Machine Learning - Lecture 1: Introduction to the Topic

Chris Thornton

What is Machine Learning?

Machine Learning (ML) is the use of data to acquire the rules for a desired behaviour.

Common tasks:

Using data from credit card usage, derive a rule which identifies people that represent a bad credit risk.
Using data mapping visual signals to pedal/wheel movements, derive a model which allows a robot to drive a car down a motorway.

Is it to do with human learning?

Traditionally, ML has involved ideas about how human learning works.

But modern research is increasingly focussed on practical tasks.

What do we mean by `data'?

By `data' we mean sets of variable values, e.g.,

Annual rainfall in Sussex for the last twenty years;
Age and salary for all members of Sussex faculty.
Number of iPads sold in Brighton per week.

Datapoints

Values are organised in structures called datapoints.

Each datapoint combines a particular set of variables, e.g., age, salary and IQ specifically for the Informatics HoD.

Datapoints are also called vectors in neural-networks, and records in computer science.

A datapoint may also be called a datum.

Tabulation

Data are often presented in a tabulated form, with one datapoint per row, and one variable per column.

The relevant variable name often appears at the head of each column.

  NAME      AGE   SALARY   IQ

  smith     42    36K      130
  bloggs    29    30K      140
  bush      50    60K      120
  ...

A very common task in ML involves predicting one variable value from all the others.

Where this is the aim, it is usual to put the to-be-predicted variable last.

Basic data-types

Data are classified according to the number and character of variables involved.

Univariate, discrete: one variable with integer/symbolic values.
Univariate, continuous: one variable with real/continuous values.
Multivariate, discrete: more than one variable with integer/symbolic values.
Multivariate, continuous: more than one variable with real/continuous values.

Explicit and implicit structure

A dataset is a body of data, i.e., a collection of datapoints.

We will be interested in a dataset's structure.

But two meanings for `structure'.

Explicit structure = the actual values seen in the datapoints.

Implicit structure = patterns that are seen across the values.

Example: A-level grades

Dataset containing average A-level grades for the past ten years.

Explicit structure is the year and grade values.

We also see implicit structure---a gradual increase in values over time.

Various ways to model this implicit structure.

We could compute the difference between all years and then average.

This might reveal that grades increase by 0.3% per year on average.

Ways of using the model

The model could then be used for

Prediction, i.e., predict the average grade for the next year.
Discounting: work out what current grades are `worth' in terms of previous years.

Why machine learning now?

Machine learning is an increasingly central topic in informatics.
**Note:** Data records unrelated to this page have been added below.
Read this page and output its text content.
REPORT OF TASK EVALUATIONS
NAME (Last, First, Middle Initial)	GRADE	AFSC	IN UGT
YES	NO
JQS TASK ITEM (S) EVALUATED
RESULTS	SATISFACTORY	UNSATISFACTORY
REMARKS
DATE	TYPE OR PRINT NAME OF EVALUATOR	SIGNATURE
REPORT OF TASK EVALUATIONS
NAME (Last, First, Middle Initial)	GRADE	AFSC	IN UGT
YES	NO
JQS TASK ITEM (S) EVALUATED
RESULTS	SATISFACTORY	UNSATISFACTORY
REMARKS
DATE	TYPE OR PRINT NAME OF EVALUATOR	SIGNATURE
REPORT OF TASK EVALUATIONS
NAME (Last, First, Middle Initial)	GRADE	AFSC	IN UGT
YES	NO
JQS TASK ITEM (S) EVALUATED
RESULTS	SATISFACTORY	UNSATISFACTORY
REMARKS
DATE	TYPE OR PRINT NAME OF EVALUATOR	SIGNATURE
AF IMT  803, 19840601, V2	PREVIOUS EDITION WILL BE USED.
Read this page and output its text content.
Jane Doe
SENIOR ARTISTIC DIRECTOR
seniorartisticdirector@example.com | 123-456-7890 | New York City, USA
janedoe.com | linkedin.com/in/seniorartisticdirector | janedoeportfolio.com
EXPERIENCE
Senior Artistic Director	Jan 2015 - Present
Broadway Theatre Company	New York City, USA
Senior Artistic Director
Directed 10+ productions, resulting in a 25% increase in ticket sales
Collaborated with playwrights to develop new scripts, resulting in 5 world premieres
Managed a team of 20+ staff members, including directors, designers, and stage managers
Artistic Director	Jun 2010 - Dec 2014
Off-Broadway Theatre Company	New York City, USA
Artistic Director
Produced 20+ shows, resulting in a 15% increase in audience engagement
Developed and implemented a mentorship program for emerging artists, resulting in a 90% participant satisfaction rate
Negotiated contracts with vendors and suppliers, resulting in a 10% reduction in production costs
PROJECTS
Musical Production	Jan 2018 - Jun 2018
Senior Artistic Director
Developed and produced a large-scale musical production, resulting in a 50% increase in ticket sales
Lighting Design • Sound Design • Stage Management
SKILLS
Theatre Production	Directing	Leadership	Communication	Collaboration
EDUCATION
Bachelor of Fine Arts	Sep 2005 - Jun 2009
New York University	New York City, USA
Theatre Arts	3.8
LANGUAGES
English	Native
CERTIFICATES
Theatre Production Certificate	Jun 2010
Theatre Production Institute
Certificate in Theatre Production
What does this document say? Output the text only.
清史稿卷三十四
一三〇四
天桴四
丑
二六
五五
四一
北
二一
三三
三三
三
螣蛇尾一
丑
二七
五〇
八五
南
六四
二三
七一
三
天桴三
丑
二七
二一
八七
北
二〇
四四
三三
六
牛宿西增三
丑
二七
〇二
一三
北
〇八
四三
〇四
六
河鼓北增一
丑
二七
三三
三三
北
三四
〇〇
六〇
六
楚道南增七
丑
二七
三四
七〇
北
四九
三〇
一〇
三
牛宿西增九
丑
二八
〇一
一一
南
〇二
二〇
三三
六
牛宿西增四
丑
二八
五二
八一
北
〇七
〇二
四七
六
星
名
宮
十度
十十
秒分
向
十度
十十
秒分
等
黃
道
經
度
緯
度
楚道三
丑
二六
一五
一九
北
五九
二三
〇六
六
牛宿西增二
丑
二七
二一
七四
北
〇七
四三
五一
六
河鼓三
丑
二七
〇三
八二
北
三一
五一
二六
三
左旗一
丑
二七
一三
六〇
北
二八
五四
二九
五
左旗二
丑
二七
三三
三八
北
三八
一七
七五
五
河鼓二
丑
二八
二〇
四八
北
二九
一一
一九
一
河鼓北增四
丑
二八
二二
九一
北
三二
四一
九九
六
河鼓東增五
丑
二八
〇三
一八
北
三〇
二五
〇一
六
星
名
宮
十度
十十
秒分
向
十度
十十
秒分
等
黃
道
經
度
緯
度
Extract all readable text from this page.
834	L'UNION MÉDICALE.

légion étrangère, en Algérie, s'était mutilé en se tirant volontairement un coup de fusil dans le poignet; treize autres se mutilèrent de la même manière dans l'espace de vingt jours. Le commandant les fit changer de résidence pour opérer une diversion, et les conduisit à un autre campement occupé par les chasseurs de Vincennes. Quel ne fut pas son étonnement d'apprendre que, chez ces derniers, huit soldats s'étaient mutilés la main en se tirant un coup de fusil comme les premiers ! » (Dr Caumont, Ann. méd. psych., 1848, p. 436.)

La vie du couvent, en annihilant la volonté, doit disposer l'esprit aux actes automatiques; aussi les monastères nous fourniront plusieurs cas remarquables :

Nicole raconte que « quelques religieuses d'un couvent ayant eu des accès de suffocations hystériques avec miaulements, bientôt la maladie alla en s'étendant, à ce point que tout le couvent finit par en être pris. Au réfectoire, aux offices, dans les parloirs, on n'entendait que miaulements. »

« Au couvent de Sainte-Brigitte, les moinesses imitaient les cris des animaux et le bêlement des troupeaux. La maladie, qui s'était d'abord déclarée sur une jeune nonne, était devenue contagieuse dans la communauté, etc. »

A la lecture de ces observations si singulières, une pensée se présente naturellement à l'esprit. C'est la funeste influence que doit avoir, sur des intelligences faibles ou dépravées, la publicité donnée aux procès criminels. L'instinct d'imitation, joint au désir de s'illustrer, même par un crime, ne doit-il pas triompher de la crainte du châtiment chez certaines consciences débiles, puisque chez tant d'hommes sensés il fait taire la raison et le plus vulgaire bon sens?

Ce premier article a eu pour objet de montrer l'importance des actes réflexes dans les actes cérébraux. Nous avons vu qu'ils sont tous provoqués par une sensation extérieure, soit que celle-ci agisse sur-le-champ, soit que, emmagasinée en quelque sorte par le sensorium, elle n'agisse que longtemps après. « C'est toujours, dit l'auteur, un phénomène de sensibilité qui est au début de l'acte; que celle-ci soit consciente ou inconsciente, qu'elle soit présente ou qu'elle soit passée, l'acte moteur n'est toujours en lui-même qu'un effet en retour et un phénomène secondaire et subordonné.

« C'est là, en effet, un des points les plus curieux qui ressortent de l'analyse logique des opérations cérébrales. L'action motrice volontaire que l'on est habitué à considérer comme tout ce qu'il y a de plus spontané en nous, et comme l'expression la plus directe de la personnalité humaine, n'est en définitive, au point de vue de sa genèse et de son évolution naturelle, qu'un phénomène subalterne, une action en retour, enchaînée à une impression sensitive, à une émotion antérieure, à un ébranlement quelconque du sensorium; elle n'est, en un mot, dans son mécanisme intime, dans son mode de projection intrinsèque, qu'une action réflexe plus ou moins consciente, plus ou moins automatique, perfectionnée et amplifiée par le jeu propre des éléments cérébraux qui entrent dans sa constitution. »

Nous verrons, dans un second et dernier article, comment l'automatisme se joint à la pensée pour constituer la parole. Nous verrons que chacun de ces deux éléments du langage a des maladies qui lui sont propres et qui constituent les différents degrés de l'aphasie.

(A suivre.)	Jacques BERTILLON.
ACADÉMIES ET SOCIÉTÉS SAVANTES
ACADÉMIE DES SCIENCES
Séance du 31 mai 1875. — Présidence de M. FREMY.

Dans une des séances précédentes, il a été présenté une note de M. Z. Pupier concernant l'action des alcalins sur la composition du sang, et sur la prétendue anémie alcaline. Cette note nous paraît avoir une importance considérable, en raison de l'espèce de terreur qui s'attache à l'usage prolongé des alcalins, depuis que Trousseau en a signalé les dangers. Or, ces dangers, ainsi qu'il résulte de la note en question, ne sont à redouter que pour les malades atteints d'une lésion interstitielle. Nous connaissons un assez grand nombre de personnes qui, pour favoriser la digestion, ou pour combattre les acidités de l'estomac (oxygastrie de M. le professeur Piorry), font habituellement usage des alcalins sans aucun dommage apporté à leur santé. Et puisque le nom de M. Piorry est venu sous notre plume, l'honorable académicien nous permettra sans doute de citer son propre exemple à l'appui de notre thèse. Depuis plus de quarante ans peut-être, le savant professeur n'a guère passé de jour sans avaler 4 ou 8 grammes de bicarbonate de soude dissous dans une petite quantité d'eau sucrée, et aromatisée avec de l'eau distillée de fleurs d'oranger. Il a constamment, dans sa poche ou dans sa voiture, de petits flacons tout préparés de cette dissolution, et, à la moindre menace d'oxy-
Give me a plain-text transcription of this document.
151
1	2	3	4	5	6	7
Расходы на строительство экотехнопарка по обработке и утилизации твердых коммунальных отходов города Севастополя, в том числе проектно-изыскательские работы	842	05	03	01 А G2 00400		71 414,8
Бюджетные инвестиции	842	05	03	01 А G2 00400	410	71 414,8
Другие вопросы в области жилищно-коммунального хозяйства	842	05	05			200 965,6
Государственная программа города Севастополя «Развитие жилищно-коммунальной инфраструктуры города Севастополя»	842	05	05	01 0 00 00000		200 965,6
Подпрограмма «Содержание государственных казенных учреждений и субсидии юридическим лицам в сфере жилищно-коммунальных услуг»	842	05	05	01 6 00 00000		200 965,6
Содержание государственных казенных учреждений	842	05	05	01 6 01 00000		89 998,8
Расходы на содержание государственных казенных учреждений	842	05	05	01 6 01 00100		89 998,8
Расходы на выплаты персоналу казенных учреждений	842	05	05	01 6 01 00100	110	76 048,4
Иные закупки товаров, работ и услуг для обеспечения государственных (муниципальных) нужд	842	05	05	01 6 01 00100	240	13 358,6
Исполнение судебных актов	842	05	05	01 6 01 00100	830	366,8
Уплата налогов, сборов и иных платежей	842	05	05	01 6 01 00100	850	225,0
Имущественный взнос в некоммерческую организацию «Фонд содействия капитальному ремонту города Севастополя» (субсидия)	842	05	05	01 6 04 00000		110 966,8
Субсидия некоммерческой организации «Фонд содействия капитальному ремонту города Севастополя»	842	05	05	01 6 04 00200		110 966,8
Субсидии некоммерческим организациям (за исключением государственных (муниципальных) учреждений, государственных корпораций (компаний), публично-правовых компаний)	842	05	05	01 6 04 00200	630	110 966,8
With computers managing/mediating many aspects of our lives, there has been a huge increase in accumulation of electronic data.
With computers increasingly up to the demands of complex modeling, it is getting easier to process very large datasets.
Suspicion is growing in fields such as NLP (Natural Language Processing) that approaches based on hand-coded solutions are unlikely to succeed.

Real-world applications: learning consumer behaviour

Use of CCTV and automatic checkout machines in modern supermarkets enables detailed logs to be kept of purchases made, reductions on offer, counter locations etc.

These logs embody vast quantities of data and are therefore hard to analyse using traditional methods.

Machine Learning can be used to identify patterns in the data.

These may help identify potentially significant patterns of customer behaviour, enabling better management of the supermarket.

Cheese and ice cream

Modeling might reveal that increases in purchases of ice-cream tend to be accompanied by small reductions in purchases of cheese.

The supermarket could make use of this fact in manipulating sales of cheese and ice-cream.

Example: mining financial data

In this application, the data are price fluctuations and the aim is to extract regularities reflecting investment opportunities.

Modeling these patterns can reveal behavioural rules which increase profit.

For example, the discovery that sharp increases in the price of gold tends to be preceded by long periods of price stability might be the basis for an investment rule.

Fraud detection

Predicting fraudulant cases in credit-card transations

Create a dataset where the values represent transactions and the attributes of account holders.
Add a variable which records whether the transaction was fraudulent or not.
Mine the data to find implicit structure which predicts whether a transaction is fraudulent or not.
Use the model to detect fraud.

Summary

Machine Learning involves identifying and representing patterns in data, for purposes of obtaining a desired behaviour.
Data expressed in terms of variables and datapoints.
Tabulation conventions.
Univariate v. multivarite, discrete v. continuous
Explicit v. implicit structure.
ML involves modeling implicit structure on the basis of explicit structure.

Questions

If a supermarket wants to increase its sales of frozen pizzas, what data should it aim to collect?
In univariate discrete data, how many values would we expect to find in each datapoint?
How many data should we expect to find in a multivariate dataset?
How many variables are involved in the specification of multivariate data?
When tabulating data, how is the number of columns determined?
In the domain of politics, give one example of a continuous variable and one example of a discrete variable.
Newspapers sometimes rank universities in terms of numbers of applicants. What is the explicit structure of the data? Suggest some possible forms of implicit structure.